In a new report released this week, it has been revealed that government fraud has nearly quadrupled under the watch of Rishi Sunak, reaching an alarming £21 billion from the previous £5.5 billion during Theresa May’s government.
The report, conducted by the Commons’ Public Accounts Committee, compares the two years before the 2020 pandemic under Theresa May’s government with the subsequent two years under Chancellor Rishi Sunak in Boris Johnson’s administration.
HM Revenue and Customs (HMRC), which fell under Sunak’s direct responsibility, played a significant role in the surge of fraud cases. This was mainly due to the Chancellor’s approval of £97 billion in funding for various pandemic relief schemes, including the furlough scheme, bounce back loan scheme, and the ‘Eat Out to Help Out’ program aimed at boosting the economy during the Coronavirus crisis.
According to the report, HMRC estimated that the total fraud and error associated with the lifetime of the furlough schemes amounted to £4.5 billion, although the estimate is subject to high uncertainty. The report also highlights that HMRC forecasts the recovery of only a quarter (£1.1 billion) of the losses incurred.
The bounce back loan scheme, administered by the business department, experienced an estimated £2.2 billion loss due to fraud and error. By the end of the previous year, the department had managed to recover a mere £10 million. Alarmingly, the Cabinet Office was not notified to implement counter fraud measures until several months after the scheme’s launch.

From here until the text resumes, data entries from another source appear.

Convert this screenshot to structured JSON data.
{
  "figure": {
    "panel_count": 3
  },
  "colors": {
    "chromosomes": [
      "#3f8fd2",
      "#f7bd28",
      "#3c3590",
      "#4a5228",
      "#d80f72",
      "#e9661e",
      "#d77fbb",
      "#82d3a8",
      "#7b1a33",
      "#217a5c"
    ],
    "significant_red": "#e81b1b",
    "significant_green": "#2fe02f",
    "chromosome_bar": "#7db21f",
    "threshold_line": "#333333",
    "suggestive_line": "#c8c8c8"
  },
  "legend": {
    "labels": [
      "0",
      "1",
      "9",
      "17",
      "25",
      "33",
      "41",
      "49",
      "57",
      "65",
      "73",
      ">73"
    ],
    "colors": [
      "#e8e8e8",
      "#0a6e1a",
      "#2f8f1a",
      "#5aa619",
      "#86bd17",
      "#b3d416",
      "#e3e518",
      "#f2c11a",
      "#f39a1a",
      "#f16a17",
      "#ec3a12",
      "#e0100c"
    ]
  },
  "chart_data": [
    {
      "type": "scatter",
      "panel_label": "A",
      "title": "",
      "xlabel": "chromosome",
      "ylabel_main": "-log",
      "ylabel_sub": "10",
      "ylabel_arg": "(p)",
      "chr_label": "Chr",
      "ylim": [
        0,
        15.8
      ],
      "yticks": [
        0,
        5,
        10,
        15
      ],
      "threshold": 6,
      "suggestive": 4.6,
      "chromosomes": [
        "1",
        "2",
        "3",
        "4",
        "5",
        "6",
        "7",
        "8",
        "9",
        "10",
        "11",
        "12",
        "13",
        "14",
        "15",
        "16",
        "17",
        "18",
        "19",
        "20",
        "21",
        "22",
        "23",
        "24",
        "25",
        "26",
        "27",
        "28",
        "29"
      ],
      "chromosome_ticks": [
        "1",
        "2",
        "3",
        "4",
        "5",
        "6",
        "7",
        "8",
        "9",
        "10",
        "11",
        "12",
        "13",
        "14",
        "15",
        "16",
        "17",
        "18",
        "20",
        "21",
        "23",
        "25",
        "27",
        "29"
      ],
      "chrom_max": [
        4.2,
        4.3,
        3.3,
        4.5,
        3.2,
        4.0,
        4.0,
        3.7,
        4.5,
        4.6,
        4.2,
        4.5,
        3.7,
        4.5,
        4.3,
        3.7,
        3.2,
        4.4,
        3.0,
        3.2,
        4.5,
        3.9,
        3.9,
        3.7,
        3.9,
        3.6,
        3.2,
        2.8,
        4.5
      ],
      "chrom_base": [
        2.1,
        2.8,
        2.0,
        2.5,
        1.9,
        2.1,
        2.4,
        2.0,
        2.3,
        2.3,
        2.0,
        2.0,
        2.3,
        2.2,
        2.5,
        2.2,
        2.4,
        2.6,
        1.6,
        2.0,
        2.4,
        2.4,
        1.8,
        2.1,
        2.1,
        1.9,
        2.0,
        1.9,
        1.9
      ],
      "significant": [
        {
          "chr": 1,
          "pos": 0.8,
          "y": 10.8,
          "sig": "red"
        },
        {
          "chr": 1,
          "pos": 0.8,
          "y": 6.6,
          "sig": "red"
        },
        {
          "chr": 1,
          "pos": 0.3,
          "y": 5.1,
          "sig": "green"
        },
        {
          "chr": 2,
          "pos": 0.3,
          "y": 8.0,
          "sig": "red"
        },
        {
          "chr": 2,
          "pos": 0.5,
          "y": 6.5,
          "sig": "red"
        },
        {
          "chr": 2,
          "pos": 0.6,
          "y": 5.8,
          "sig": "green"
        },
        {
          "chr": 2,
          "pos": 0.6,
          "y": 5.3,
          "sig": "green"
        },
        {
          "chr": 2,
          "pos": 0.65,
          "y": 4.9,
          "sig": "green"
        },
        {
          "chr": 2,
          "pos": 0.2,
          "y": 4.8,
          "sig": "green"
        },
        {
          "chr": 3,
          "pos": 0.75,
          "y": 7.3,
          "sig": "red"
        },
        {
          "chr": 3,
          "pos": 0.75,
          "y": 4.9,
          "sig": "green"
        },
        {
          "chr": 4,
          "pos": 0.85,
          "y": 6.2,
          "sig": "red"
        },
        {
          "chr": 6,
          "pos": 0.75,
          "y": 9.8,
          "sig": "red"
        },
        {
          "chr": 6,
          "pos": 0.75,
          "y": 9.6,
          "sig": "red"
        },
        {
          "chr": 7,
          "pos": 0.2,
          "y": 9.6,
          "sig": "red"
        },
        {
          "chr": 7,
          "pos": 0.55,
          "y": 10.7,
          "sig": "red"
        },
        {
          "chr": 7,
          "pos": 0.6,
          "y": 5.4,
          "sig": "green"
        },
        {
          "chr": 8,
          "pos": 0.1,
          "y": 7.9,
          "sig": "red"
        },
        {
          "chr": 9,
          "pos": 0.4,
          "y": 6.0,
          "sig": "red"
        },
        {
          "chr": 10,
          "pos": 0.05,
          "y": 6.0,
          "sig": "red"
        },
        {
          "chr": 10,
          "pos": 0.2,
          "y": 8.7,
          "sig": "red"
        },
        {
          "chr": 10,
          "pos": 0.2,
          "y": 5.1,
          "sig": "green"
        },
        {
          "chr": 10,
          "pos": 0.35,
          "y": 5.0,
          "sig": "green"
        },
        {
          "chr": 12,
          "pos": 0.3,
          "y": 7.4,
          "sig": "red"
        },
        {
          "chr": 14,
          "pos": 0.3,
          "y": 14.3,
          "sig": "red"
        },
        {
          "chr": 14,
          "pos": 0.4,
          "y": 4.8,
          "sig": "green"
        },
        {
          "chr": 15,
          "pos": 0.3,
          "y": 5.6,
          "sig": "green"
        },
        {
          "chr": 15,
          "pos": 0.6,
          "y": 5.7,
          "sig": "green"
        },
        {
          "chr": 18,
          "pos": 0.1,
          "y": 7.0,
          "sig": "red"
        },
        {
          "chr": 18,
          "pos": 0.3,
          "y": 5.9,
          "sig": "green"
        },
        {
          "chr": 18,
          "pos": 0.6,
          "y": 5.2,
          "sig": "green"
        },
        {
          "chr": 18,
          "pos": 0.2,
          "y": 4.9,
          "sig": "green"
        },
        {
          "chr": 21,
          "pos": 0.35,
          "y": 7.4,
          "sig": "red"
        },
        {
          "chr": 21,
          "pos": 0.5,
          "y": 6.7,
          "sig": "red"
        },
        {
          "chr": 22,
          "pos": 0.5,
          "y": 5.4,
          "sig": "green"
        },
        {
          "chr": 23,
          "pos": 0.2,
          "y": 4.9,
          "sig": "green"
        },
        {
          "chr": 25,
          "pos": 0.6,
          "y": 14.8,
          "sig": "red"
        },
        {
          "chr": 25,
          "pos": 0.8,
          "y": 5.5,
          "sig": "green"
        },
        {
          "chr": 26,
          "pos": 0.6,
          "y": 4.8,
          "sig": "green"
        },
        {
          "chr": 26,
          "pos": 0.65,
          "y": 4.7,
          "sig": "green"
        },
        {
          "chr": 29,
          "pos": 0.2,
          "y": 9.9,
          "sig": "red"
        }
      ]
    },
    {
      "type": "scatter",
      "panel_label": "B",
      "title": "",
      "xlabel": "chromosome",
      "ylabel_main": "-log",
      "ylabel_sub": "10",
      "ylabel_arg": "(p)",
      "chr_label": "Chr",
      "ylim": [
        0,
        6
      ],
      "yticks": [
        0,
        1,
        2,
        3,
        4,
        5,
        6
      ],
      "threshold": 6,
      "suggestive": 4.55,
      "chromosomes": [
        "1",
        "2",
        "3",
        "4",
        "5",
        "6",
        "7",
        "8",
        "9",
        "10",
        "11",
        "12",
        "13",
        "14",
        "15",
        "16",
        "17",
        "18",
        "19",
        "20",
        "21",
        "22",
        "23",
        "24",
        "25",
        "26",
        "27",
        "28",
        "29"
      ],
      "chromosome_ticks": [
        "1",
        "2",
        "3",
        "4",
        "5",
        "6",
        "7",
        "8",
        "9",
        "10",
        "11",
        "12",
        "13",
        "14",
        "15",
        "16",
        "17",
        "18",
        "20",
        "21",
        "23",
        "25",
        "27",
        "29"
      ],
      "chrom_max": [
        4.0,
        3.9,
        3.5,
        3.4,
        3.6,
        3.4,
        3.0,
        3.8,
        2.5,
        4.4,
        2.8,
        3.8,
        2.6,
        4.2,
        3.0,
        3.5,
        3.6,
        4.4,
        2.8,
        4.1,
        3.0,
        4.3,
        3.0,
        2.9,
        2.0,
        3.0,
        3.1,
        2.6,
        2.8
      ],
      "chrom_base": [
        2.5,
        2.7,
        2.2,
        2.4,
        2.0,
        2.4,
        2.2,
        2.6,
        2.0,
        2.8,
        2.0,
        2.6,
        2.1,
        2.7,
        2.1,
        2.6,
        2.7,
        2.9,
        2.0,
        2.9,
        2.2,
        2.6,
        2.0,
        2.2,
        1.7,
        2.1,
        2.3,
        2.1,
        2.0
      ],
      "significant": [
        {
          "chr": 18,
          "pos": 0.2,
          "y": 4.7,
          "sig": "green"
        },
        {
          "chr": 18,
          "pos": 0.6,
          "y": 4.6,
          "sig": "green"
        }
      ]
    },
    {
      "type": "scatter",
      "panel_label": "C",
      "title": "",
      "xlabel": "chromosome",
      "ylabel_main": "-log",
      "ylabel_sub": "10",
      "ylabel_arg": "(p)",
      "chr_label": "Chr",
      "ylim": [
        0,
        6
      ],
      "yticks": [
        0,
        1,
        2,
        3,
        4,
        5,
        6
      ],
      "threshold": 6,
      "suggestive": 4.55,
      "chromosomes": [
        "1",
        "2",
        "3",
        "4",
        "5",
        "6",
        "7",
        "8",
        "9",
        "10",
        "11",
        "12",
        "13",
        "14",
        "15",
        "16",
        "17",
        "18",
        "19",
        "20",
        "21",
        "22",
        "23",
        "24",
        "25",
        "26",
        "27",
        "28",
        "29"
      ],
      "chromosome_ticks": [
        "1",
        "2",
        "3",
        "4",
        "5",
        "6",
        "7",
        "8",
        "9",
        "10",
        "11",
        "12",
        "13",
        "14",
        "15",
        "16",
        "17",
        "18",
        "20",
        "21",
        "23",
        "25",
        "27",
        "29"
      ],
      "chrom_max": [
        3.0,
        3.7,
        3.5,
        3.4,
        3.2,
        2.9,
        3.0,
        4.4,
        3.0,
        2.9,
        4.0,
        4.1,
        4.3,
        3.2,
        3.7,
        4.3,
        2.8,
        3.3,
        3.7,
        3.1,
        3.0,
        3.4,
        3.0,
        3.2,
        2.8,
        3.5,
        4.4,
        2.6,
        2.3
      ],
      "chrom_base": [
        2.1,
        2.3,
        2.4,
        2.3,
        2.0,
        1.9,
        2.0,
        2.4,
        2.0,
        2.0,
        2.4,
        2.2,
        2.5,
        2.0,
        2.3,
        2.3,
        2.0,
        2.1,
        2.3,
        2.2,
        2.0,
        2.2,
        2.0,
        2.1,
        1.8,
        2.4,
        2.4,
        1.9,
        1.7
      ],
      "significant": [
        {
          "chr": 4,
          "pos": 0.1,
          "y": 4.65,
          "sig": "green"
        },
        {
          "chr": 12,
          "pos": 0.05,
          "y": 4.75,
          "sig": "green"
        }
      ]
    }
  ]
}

Furthermore, local government grant schemes designed to mitigate the pandemic’s impact lost approximately £1 billion to fraud and error.
A notable discrepancy arose between the resources allocated by Sunak to combat fraud arising from the funds distributed by HMRC and other departments. While the National Investigation Service received £13.2 million for counter-fraud activities, the Department for Work and Pensions invested £613 million in counter fraud measures.
During the pandemic, approximately 4,000 tax compliance staff were reassigned to handle relief programs. As a result, there was a significant drop, estimated at £9 billion, in the revenue collected from businesses and individuals compared to the previous two years.
The report classifies HMRC as a “department of concern” due to its mounting tax debt and the levels of fraud and error it is managing. The committee’s chair, Dame Meg Hillier, expressed ongoing concerns about these risks and emphasized the need for HMRC to prioritize prevention through improved fraud and error safeguards.
At the Department for Work and Pensions, fraud and error reached an all-time high of £8.6 billion, with fraud accounting for £6.5 billion. This increase was primarily attributed to the expansion of Universal Credit payments during the pandemic.
The Department for Health and Social Care is also listed as a “department of concern” due to the substantial funds wasted on ineffective personal protection equipment amounting to £14.9 billion. Additionally, the UK Health Security Agency, responsible for the costly test and trace program, failed to provide sufficient data for the National Audit Office to audit its accounts.
The report also highlights the high turnover of ministers during this period, which corresponded to civil servants leaving or changing positions. For instance, the Ministry of Defence experienced an average turnover of senior civil servants handling procurement contracts every 22 months, while the time taken to complete a contract averaged 77 months. Consequently, several civil servants could be involved in managing a contract before its completion, leading to inefficiencies.